The analyses were performed on an Agilent 1260 liquid chromatograph system (Agilent Technologies, Palo Alto, CA, USA), equipped with a double pump and a diode array detection. Chromatographic separations were performed on a Chromatographic Column Symmetry® C18 column (4.6 × 150 mm, 5 μm), maintained at 40°C. The mobile phase consisted of water containing 0.3% of phosphoric acid (solvent A) and acetonitrile (solvent B). The gradient consisted of 5%–10% B for 0–3 min, 10%–12% B for 3–10 min, 12%–15% of B for 10–13 min, 15%–30% B for 13–20 min, 30%–40% B for 20–25 min, 40%–45% B for 25–30 min, 45%–80% B for 30–40 min, and 80%–100% B for 40–45 min. The flow rate was maintained at 1 mL/min, the injected volume was 10 μL, and the wavelength for UV detection was set at 254 nm. The absorption spectra of investigated compounds were recorded between 190 and 400 nm. The compounds were identified by comparing their retention times and UV spectra with those of the reference substances.

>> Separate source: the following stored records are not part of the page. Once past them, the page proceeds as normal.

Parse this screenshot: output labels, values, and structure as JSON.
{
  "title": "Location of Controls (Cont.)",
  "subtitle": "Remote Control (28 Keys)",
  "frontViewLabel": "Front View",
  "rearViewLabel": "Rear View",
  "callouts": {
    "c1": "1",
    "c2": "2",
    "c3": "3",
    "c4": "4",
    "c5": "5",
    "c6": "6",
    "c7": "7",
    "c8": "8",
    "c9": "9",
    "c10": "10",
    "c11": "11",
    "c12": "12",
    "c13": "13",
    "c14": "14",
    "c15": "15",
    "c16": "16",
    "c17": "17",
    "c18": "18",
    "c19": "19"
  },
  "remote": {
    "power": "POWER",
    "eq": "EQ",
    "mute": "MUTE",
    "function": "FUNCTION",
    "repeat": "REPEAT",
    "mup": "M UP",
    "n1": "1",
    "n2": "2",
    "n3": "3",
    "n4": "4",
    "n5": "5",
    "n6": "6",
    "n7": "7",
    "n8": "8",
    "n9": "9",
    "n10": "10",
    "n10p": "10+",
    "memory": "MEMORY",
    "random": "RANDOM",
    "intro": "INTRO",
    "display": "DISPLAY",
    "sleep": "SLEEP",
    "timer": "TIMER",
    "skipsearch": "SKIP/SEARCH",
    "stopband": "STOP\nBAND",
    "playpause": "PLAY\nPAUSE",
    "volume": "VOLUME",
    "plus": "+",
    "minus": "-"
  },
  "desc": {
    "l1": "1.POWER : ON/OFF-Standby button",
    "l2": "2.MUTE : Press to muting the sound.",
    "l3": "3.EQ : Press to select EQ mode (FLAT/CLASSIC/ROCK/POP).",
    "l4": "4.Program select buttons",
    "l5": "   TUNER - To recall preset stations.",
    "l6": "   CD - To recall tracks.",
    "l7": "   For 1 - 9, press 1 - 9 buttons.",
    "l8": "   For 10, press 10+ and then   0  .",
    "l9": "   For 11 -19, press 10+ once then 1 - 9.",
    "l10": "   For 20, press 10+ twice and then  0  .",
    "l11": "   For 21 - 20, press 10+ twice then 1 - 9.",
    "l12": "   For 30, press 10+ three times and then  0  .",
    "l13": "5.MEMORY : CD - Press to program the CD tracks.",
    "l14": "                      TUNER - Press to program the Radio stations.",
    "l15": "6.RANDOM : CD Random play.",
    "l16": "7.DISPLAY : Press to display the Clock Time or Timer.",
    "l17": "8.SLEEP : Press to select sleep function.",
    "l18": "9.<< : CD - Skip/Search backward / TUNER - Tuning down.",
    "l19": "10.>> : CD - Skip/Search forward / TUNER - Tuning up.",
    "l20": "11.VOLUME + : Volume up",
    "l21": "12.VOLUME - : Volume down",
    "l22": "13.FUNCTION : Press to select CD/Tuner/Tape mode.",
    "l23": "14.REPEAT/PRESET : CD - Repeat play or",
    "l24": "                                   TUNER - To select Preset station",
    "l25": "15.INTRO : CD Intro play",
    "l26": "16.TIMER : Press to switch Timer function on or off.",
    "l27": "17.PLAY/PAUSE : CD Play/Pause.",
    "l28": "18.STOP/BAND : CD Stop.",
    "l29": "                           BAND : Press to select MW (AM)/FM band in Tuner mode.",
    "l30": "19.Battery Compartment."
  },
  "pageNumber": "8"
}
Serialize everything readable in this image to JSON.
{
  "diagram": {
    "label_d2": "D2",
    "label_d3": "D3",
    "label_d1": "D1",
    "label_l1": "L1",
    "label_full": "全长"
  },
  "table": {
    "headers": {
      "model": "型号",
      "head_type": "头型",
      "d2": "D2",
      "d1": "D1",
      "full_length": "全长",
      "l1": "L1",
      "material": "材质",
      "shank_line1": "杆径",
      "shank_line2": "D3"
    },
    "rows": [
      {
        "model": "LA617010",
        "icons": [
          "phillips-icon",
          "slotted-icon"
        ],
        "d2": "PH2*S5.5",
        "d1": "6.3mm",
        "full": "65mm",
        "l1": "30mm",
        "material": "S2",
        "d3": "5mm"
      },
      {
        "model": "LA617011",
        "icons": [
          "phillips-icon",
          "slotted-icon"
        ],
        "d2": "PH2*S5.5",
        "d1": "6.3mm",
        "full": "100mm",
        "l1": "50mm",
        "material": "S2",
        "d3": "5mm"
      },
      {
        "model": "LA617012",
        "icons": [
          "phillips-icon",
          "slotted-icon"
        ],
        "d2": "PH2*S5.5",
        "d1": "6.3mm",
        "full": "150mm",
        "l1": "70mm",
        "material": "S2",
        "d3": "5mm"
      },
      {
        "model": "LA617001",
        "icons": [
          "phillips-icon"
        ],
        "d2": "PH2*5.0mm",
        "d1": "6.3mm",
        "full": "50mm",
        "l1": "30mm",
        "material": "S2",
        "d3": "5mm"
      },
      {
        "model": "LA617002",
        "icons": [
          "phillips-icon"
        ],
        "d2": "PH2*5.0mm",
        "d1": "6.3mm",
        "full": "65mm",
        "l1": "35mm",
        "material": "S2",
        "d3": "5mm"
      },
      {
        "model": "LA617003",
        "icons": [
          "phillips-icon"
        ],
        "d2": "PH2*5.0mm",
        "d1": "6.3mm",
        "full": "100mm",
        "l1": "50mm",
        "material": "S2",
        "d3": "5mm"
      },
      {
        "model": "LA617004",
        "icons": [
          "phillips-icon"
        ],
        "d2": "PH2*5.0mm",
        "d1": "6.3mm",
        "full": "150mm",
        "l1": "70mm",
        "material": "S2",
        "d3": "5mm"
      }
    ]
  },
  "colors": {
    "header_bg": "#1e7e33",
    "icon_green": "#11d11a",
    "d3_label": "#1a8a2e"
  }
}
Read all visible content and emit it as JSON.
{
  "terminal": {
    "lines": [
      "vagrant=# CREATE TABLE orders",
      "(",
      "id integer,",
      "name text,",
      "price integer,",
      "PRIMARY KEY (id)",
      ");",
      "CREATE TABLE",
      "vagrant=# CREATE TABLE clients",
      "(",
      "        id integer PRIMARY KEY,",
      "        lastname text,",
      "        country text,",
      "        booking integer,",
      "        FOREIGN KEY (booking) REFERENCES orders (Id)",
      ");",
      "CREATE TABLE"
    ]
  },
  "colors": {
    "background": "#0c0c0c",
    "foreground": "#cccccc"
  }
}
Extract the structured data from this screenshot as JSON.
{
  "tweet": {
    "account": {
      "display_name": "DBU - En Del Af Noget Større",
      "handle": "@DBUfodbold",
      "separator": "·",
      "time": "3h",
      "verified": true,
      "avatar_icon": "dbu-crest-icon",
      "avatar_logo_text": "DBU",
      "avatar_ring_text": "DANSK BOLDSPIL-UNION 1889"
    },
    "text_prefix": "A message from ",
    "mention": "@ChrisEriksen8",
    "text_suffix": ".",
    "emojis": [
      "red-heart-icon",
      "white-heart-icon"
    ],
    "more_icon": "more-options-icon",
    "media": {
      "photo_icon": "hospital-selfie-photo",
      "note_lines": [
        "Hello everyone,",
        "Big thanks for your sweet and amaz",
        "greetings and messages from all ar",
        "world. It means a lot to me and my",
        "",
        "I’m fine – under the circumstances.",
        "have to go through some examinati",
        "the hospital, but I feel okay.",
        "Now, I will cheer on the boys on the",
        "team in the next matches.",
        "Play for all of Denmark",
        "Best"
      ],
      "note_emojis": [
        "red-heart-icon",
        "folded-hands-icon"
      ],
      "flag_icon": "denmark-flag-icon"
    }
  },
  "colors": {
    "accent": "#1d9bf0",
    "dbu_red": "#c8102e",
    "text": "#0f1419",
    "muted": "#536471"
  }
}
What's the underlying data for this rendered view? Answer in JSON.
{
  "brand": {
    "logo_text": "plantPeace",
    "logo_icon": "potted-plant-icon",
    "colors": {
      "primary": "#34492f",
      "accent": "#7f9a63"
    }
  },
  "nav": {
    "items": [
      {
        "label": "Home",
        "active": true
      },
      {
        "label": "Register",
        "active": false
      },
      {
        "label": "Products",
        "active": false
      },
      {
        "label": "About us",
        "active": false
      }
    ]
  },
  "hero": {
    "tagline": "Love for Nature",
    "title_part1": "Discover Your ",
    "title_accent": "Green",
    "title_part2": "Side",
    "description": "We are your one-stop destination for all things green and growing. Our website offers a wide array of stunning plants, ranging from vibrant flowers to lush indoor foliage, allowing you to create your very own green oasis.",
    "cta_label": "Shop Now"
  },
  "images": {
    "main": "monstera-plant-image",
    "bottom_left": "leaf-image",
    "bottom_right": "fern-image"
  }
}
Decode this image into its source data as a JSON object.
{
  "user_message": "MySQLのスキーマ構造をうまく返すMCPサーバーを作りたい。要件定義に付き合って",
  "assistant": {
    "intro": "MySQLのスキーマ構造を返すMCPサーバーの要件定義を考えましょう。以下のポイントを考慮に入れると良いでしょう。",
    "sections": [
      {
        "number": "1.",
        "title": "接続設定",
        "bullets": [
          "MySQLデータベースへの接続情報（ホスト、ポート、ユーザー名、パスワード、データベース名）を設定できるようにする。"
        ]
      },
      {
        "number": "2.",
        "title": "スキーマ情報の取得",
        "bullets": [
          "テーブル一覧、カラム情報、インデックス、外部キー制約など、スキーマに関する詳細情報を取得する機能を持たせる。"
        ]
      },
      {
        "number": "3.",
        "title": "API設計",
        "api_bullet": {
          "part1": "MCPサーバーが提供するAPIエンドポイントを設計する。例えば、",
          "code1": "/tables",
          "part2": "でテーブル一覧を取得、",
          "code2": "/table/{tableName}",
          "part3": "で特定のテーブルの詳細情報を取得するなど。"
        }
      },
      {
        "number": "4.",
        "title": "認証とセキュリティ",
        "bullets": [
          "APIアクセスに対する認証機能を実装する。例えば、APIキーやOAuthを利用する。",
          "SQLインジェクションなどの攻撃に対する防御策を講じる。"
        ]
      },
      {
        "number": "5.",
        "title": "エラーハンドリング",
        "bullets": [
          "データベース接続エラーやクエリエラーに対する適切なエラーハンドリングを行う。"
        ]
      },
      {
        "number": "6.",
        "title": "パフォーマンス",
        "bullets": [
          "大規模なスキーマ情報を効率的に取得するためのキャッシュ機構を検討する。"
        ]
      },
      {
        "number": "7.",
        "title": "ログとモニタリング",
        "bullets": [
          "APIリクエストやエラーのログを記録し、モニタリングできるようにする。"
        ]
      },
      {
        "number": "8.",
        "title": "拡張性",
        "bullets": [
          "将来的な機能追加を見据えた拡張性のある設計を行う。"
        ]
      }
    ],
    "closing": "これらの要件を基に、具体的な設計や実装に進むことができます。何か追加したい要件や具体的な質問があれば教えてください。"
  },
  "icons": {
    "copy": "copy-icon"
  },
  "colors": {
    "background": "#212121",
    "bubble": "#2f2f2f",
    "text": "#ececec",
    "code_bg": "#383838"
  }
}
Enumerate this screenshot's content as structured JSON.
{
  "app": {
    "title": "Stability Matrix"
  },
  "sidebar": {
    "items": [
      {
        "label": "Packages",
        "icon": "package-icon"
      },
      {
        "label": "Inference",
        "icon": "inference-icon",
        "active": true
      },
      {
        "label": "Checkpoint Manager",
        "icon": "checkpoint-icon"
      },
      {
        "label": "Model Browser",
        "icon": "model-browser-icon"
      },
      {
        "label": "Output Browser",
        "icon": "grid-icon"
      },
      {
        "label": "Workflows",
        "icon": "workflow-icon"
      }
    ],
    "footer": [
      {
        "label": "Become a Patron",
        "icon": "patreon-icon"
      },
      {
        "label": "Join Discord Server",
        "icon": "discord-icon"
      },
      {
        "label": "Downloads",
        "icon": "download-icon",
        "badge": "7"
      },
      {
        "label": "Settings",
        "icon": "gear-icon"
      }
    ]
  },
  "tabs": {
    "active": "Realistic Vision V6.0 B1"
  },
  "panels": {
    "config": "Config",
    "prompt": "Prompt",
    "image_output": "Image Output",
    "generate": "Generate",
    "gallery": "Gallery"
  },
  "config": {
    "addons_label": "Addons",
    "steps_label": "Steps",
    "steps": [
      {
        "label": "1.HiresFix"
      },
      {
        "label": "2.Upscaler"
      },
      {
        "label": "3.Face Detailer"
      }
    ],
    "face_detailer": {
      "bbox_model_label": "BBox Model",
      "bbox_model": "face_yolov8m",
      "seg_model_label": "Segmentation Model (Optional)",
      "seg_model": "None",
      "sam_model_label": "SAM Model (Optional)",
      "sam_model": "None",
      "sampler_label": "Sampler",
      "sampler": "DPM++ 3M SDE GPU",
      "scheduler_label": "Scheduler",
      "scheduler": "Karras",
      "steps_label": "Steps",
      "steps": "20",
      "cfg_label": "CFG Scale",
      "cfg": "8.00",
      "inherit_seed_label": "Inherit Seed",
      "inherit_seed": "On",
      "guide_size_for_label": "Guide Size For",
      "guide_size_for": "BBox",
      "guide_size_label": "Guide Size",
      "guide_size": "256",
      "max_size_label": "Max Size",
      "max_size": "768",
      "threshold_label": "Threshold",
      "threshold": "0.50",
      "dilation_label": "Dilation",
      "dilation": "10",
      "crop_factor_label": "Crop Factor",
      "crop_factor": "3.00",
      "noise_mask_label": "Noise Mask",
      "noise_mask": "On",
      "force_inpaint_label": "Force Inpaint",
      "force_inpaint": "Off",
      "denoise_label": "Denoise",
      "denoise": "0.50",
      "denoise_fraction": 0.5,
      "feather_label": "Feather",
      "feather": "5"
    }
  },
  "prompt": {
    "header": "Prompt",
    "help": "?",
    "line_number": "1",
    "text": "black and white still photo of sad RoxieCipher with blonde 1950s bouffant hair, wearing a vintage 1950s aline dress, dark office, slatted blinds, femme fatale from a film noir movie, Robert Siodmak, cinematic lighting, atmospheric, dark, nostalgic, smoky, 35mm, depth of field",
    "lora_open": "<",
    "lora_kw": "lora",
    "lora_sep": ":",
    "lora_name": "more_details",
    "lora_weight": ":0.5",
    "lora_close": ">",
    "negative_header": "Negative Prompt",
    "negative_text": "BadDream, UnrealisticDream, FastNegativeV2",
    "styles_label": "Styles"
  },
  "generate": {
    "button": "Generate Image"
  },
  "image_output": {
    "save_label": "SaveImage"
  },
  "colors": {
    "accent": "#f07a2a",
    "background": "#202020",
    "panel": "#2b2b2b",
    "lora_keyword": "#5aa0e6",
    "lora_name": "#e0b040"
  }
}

2.2.3. HPLC Methodological Evaluation

Precision was validated by sample solutions with six consecutive injections. The relative retention time and relative peak area of each common peak were calculated by using luteoloside as the reference peak. The relative standard deviation for the peak retention time was <2% and that for the peak area was <5%, indicating high precision.

Six samples of PALF were prepared in parallel from the same group of PALF samples. The relative retention time and relative peak area of each common peak were calculated by using luteoloside as the reference peak. The RSD for the relative peak retention time was <2% and that for the peak area was <5%, indicating good repeatability.

Samples of the same PALF solution were analyzed at 0, 2, 4, 8, 12, and 24 h. The relative retention time and relative peak area of each common peak were calculated by using luteoloside as the reference peak. The RSD for the relative peak retention time was <2% and that for the peak area was <5%, indicating good sample stability for 24 h.

Luteoloside, rutin, and physalin O were weighed and placed into a 10 mL volumetric flask with a constant volume of methanol. Reserve solutions with concentrations of 0.4 mg/mL, 0.5 mg/mL, and 0.5 mg/mL were obtained and diluted step by step into a series of reference solutions with different concentrations. The sample was injected for analysis, and the peak area was determined. Linear regression analysis was carried out with the reference concentration (C) as the ordinate of the peak area (A), and the equations of linear regression, correlation coefficient, and linear range of each component were obtained. The results are shown in Table 2.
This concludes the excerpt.